Mientras la sierva de Dios habitó en el citado Hospital, declara Corazón de María, no cesaba de orar en la capilla del mismo, siempre que se lo permitían los negocios de la fundación. Durante la oración vio diversas veces que se abría la puerta del Tabernáculo. Algunas Hijas de la Caridad, que admiradas observaban este hecho, creían que se verificaba, no en favor de mi santa Madre, sino en el de la Hermana María Josefa Badoya, Hermana de la Caridad, la cual gozaba entre sus Hermanas de excelente fama por sus virtudes y que también se hallaba orando al mismo tiempo que la sierva de Dios. Pero nuestro Señor parece que quiso hacer patente que este regalo era sólo en favor de su enamorada sierva la Madre Sacramento, haciendo que desapareciese toda equivocación, que había tomado incremento entre aquellas Hermanas. Y fue que una de las veces que se retiró la Madre Sacramento, terminado que hubo su oración, no obstante que Sor María Josefa, ya difunta, continuaba en dicha capilla, su fervorosa oración. En vista de tan claro y manifiesto suceso quedaron convencidas las Hermanas que el prodigio se obraba en obsequio de la Madre Sacramento.

«En 8 de noviembre del mismo año volvió a Santander y se hospedó en el Hospital de San Rafael, donde le dieron cariñoso hospedaje las bondadosas Hermanas de la Caridad.

Sabido es la inquina liberal contra la Madre Sacramento. «Las cosas llegaron a tal extremo, dice D. Modesto Lafuente, que el día de las elecciones tuvieron que marchar de Santander en un coche y a un sanatorio inmediato la Madre Sacramento, su Secretaria y la Superiora de las Hermanas de la Caridad, perseguida también por los agentes electorales, los cuales, al saberlo, aún querían ir a buscarlas y traerlas poco menos que a la fuerza. En tan grandes angustias consolábase con las Hermanas de la Caridad que le daban hospedaje fraternal e iba en ocasiones a desahogar su pena».

En 1847, además del cuidado del Hospital y de la Cuna, se encargaron las Hermanas de la enseñanza de las niñas de la Casa de Caridad, para lo cual se enviaron dos Hermanas de aumento. En 1849 cesó por razones de salud Sor Dolores y fue nombrada Superiora Sor Lorenza Iribarren.

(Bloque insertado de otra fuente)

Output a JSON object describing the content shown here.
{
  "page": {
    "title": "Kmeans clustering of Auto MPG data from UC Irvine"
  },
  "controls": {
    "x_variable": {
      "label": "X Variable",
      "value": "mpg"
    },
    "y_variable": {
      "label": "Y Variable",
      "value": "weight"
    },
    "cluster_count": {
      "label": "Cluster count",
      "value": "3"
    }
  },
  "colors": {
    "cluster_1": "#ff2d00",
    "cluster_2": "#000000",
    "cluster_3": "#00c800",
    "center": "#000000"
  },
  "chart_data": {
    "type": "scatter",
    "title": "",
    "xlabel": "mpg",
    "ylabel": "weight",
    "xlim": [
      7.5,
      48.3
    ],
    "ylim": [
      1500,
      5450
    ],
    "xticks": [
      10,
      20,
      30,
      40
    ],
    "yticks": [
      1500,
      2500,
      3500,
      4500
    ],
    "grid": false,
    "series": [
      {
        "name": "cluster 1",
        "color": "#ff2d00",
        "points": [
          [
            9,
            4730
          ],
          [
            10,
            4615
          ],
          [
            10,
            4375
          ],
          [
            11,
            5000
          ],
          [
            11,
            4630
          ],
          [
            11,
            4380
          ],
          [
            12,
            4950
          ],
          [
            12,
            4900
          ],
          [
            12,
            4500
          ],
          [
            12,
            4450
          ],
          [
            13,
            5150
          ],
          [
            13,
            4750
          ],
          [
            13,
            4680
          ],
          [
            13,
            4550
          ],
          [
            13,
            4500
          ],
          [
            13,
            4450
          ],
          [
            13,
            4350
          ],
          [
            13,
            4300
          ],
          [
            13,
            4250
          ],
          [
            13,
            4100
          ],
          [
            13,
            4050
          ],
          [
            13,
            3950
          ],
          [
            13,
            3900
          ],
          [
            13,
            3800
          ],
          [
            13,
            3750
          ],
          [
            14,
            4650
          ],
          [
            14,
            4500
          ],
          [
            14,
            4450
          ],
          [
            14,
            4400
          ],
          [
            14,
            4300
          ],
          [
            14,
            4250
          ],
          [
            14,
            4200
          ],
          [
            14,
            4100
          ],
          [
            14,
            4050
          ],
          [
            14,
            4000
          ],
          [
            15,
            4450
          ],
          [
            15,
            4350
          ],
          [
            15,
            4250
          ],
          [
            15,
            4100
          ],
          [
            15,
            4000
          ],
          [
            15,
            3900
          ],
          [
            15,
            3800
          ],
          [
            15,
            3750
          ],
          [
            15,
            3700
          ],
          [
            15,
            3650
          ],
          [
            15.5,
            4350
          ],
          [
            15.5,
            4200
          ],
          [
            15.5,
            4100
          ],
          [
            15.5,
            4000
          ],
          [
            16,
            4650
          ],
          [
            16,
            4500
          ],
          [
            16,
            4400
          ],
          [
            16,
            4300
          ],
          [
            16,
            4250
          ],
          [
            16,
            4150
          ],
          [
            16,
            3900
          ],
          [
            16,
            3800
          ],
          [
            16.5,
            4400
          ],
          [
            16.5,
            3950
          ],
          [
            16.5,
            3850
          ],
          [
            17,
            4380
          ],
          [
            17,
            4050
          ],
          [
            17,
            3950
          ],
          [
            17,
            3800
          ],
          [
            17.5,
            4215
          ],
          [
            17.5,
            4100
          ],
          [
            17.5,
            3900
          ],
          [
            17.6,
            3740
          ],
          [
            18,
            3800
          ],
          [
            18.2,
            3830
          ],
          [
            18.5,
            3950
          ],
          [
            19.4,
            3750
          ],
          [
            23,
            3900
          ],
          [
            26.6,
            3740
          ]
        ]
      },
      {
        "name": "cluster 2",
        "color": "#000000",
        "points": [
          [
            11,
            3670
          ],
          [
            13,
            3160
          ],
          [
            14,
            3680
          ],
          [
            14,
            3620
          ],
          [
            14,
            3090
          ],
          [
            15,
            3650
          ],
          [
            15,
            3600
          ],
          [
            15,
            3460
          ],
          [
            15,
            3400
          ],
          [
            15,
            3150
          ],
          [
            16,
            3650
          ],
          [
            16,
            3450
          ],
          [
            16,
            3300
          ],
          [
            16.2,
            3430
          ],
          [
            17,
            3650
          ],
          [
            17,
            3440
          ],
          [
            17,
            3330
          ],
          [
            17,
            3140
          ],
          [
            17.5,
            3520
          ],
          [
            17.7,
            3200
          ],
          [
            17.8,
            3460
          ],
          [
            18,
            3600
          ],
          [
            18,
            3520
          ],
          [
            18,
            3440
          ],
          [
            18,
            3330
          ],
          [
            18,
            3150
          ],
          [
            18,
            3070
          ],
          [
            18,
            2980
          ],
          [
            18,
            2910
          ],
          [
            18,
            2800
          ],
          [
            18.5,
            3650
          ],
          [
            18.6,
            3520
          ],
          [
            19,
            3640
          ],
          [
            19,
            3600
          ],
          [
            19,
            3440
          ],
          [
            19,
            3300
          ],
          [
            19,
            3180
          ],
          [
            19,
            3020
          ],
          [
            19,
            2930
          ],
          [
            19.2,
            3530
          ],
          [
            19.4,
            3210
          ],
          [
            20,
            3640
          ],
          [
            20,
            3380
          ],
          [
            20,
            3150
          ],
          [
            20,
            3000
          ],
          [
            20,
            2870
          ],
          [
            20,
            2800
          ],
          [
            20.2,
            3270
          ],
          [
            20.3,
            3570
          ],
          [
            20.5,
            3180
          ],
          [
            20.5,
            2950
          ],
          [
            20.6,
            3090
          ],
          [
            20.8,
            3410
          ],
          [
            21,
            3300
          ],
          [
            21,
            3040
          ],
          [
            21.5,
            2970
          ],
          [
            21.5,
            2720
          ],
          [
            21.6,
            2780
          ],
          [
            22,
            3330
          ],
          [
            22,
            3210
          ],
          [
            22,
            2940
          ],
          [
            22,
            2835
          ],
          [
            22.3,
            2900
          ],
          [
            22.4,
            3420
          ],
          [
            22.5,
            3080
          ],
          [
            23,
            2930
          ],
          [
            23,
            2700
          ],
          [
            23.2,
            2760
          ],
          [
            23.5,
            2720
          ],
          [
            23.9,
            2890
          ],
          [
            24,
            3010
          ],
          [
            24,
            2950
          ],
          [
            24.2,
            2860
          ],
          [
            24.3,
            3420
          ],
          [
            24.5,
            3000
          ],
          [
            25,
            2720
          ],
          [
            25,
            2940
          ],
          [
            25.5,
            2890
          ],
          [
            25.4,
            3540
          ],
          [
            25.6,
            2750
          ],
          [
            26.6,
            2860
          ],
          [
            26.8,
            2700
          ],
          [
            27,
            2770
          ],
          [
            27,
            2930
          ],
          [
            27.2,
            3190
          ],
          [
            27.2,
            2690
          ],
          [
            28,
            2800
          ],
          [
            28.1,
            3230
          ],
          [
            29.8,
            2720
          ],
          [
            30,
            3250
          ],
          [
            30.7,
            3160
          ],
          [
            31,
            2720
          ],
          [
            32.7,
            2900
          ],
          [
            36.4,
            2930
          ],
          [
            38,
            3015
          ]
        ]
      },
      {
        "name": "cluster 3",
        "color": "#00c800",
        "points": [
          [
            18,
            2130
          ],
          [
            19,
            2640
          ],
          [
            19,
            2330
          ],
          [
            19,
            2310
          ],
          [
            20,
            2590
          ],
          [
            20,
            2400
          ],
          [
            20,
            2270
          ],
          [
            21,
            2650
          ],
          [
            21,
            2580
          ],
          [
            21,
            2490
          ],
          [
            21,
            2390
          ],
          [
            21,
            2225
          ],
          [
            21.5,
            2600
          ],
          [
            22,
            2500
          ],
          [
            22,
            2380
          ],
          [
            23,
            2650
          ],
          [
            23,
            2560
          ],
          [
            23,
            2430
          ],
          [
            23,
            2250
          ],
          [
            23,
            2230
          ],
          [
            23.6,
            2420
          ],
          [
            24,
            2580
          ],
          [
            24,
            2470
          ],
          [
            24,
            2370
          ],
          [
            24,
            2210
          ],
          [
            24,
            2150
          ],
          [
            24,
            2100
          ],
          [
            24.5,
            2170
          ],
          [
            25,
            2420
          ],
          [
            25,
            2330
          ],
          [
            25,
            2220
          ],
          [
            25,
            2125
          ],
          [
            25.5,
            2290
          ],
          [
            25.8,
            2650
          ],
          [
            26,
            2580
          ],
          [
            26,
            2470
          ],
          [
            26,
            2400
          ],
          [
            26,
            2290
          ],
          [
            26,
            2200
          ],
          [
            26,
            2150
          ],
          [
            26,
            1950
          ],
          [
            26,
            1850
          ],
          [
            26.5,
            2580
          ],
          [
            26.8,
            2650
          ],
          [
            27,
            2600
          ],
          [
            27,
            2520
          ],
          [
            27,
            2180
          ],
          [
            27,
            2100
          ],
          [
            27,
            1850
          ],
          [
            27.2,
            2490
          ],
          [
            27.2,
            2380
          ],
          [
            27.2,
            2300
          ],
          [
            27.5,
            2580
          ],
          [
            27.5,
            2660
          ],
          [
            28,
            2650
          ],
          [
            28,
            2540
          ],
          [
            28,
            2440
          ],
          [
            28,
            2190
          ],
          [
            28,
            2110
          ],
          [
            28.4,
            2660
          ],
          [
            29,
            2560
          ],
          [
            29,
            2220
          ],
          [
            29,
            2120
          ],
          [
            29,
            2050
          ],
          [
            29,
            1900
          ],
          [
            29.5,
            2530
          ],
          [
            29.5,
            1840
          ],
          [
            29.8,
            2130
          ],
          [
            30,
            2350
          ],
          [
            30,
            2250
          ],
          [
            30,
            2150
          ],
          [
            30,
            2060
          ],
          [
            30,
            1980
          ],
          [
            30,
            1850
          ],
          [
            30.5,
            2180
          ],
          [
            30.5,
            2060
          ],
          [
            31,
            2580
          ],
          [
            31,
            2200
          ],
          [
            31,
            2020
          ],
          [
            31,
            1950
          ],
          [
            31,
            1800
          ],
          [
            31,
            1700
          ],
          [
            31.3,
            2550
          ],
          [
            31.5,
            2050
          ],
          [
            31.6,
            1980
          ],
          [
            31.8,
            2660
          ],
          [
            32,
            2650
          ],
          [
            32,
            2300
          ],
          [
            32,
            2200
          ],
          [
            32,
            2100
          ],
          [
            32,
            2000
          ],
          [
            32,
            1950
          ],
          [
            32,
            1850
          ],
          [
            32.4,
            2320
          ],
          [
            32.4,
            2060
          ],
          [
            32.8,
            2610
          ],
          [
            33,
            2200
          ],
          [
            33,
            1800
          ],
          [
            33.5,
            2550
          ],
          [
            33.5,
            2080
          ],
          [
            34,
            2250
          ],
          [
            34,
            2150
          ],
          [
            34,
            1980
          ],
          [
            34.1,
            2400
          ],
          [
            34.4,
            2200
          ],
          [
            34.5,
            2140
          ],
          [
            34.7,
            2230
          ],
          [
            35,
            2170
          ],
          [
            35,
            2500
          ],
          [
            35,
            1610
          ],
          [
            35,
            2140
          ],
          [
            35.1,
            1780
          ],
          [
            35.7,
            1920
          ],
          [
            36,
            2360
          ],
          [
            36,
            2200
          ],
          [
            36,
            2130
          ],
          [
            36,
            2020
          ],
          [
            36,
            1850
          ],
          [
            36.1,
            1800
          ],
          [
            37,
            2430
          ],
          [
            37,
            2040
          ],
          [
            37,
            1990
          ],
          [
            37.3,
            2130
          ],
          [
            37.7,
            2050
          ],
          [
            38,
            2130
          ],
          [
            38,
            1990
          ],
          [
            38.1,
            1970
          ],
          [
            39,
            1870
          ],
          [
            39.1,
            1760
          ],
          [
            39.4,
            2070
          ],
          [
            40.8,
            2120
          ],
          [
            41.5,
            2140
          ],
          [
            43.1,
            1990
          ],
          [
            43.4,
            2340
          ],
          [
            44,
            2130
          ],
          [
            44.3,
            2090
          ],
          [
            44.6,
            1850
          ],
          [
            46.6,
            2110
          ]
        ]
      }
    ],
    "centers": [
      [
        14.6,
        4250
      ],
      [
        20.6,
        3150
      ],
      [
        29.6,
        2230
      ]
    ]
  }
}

Un oficio de 16 de noviembre de 1857, dirigido por el Sr. Alcalde al Director de Hermanas nos manifiesta el estado brillante del establecimiento, cuando dice: «Sabedor de la orden dirigida a la Superiora de las Hermanas de la Caridad destinadas al Hospital de S. Rafael de esta Ciudad para la traslación de Sor Josefa Gorostiza, secretaria de dicho establecimiento, no puedo prescindir, como autoridad local del pueblo y mirando por los intereses del mismo, de hacer presente a V. que el brillante estado, en que se encuentra actualmente el Hospital, el acendrado régimen que en él se sigue y la excelente asistencia de que disfrutan los enfermos, que sorprenden agradablemente a cuantos le visitan, es debido esencialmente a la constante solicitud de las Hermanas de esta santa Institución y con toda especialidad, a los desvelos de la Señora Superiora y de la Secretaria Sor Josefa. Estas tienen prestados eminentes servicios a la población en épocas calamitosas; está a su cargo la administración del establecimiento, etc.»

  1. En enero de 1853 se estableció una nueva Comunidad de Hermanas en la Casa de Caridad, a cuyo frente quedó Sor Rosalía Ansoleaga, una de las Hermanas fundadoras del Hospital de quien otro oficio de la Junta de Beneficencia, en junio de 1865, hacía el siguiente elogio: «Debido a esta Hermana, puede decirse, la organización de aquella Casa con afectos generales en la población, donde residen familias enteras de acogidos, que han debido a Sor Rosalía su educación y cuidado esmerado, en circunstancias, además, en que es factible se dé al Establecimiento Caritativo que nos ocupa, una extensión y proporciones muy fuera, de las que hoy por su local está reducido, no hay que dudar de la perturbación  que el cambio de jefa o de cabeza ha de necesariamente producir en nuestra manera de ser respecto a esta casa…». Concluye, pues, pidiendo se suspenda la traslación de Sor Rosalía.

 

    [1] P. ZUGASTI, Esclava del Santísimo Sacramento.